Colaboración por Fiorella Venegas
Río mas de lo que pienso. Pienso más de lo que callo. Hay una sola verdad, pero muchas opciones.

Lo sé, quizá estoy un poco loca por darte las gracias por irte de mi lado, pero esto, esto es algo que deberías saber.

Todo comenzó un día en Twitter, andaba tirando bola como suelo hacer en las madrugadas, nunca con el fin de conocer a alguien, honestamente estaba harta de conocer gente nueva, en especial hombres. 

Ahí llegaste tú, tan inofensivo como cualquier persona, y yo tan a la defensiva como cualquier persona de mi edad que ya está harta de amoríos y cosas de niños, te respondí un tweet y empezamos a conversar hasta que fuimos al DM (mensaje directo de Twitter) y te di mi número, comenzamos a hablar por WhatsApp y tú siempre tan coqueto, yo desde el principio siendo dura y rechazándote, al final con el pasar de las horas y los días, cedí contigo. 

Tú estabas en un país y yo en otro, debí suponer desde ahí que las cosas no iban a funcionar, pero ahí iba yo de corazón de pollo e inocente. Caí en ese juego y poco a poco nos fuimos tomando cariño, no te lo negaré, de verdad te quise y hasta ahora no entiendo en qué demonios estaba pensando yo. 

La cosa entre nosotros fue algo que no pensé que me pasaría, no pensé que yo podría abrirme tanto con alguien a quien no conocía personalmente. A la larga terminé perdidamente ilusionada de ti, no me enamoré y de eso estoy segura, pero sentí que lo nuestro era algo muy especial y hasta quería viajar solo para estar contigo una semana. 

Pasaron los meses y noté que te alejabas, pero mi mente y corazón se pusieron de acuerdo en pensar que eran alucinaciones mías y que debía entender que estabas trabajando, que no tenías ya todo el tiempo del mundo y que debía comprenderte.

Pasaron unos días más y tus ausencias se fueron haciendo más largas al punto de ya no responder mis mensajes, te habías ido y yo aún no aceptaba este hecho.

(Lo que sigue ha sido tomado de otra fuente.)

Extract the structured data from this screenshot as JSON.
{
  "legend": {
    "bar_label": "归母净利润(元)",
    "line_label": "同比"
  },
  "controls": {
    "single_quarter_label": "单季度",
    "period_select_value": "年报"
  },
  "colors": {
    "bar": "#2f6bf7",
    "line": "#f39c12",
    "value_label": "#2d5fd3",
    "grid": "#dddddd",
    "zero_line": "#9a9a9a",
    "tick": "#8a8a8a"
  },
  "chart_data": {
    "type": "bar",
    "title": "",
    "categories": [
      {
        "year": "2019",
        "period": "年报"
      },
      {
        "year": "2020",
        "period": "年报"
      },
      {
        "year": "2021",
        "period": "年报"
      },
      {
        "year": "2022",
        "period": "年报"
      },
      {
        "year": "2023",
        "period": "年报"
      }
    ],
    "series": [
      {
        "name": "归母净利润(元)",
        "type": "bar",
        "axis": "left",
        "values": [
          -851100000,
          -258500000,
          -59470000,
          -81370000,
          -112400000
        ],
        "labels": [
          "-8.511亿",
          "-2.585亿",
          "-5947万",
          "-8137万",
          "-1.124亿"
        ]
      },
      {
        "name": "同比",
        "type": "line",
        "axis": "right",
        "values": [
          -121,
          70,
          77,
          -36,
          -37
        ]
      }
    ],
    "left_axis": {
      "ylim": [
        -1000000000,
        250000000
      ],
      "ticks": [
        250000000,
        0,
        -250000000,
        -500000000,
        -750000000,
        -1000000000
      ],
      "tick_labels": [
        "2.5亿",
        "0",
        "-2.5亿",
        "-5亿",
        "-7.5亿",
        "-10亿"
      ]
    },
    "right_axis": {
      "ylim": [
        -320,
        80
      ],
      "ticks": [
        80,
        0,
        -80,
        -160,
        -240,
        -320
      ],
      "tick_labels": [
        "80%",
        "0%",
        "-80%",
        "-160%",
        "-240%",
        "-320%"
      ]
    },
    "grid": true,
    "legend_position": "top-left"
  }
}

¿Por qué escribo esto ahora? Simple, quiero darte las gracias – no irónicamente hablando – en realidad te doy las gracias por qué en este tiempo que ya no te tengo en mi vida me di cuenta de las siguientes cosas: 

1. Esto del amor es una mentira, una mentira con mucho marketing. Sí, suena muy despechado pero así lo empecé a ver yo. El príncipe azul no existe ni existirá, así sea de otro país.

2. No todo lo que uno escribe va a ser real, no todo lo que uno muestra puede ser lo que verdaderamente quiere y lo aprendí a la fuerza, por ti.

3. Que el amor se trata de ser honesto, el cariño que uno siente hacia alguien debe ser de esa manera. No simplemente desaparecer del mapa e ignorar lo que el otro siente. 

4. Todo este asunto se basa en ser valiente. Ser valiente para decir adiós y ser valiente para decir “Lo siento, me dejaste de gustar así que adiós” 

Y por último, 

5. Que no todo es culpa tuya, yo tuve que ser honesta conmigo misma y ver que no iba más allá lo nuestro, que una relación por internet no es lo mismo que una de carne y hueso. 

Te digo todo esto porque quiero agradecerte, no quiero que seas el malo de la historia. Quiero que veas que de todo se saca una enseñanza, yo saque la mejor enseñanza que pude recibir de cualquier persona. 

Gracias por mostrarme que podía querer a alguien y que a su vez, podía salir lastimada. 

Gracias por las sonrisas que me sacaste y por las que no pediste nada a cambio. 

Gracias por enseñarme a ver el mundo diferente y a sacarme de mi burbuja. 

Sé que pensarás que es muy hipócrita de mi parte el agradecerte después de todo lo que he escrito, pero, en serio yo no te guardo rencor. Sé que te extrañaré porque fuiste importante y porque tenía tiempo sin dejar que alguien se acercara a mí de la manera que lo hiciste tú, pero necesito esto, necesito que sepas lo que sentí y de esta manera poder al fin dejarte ir. 

Cuídate, y gracias de nuevo por irte sin decir adiós.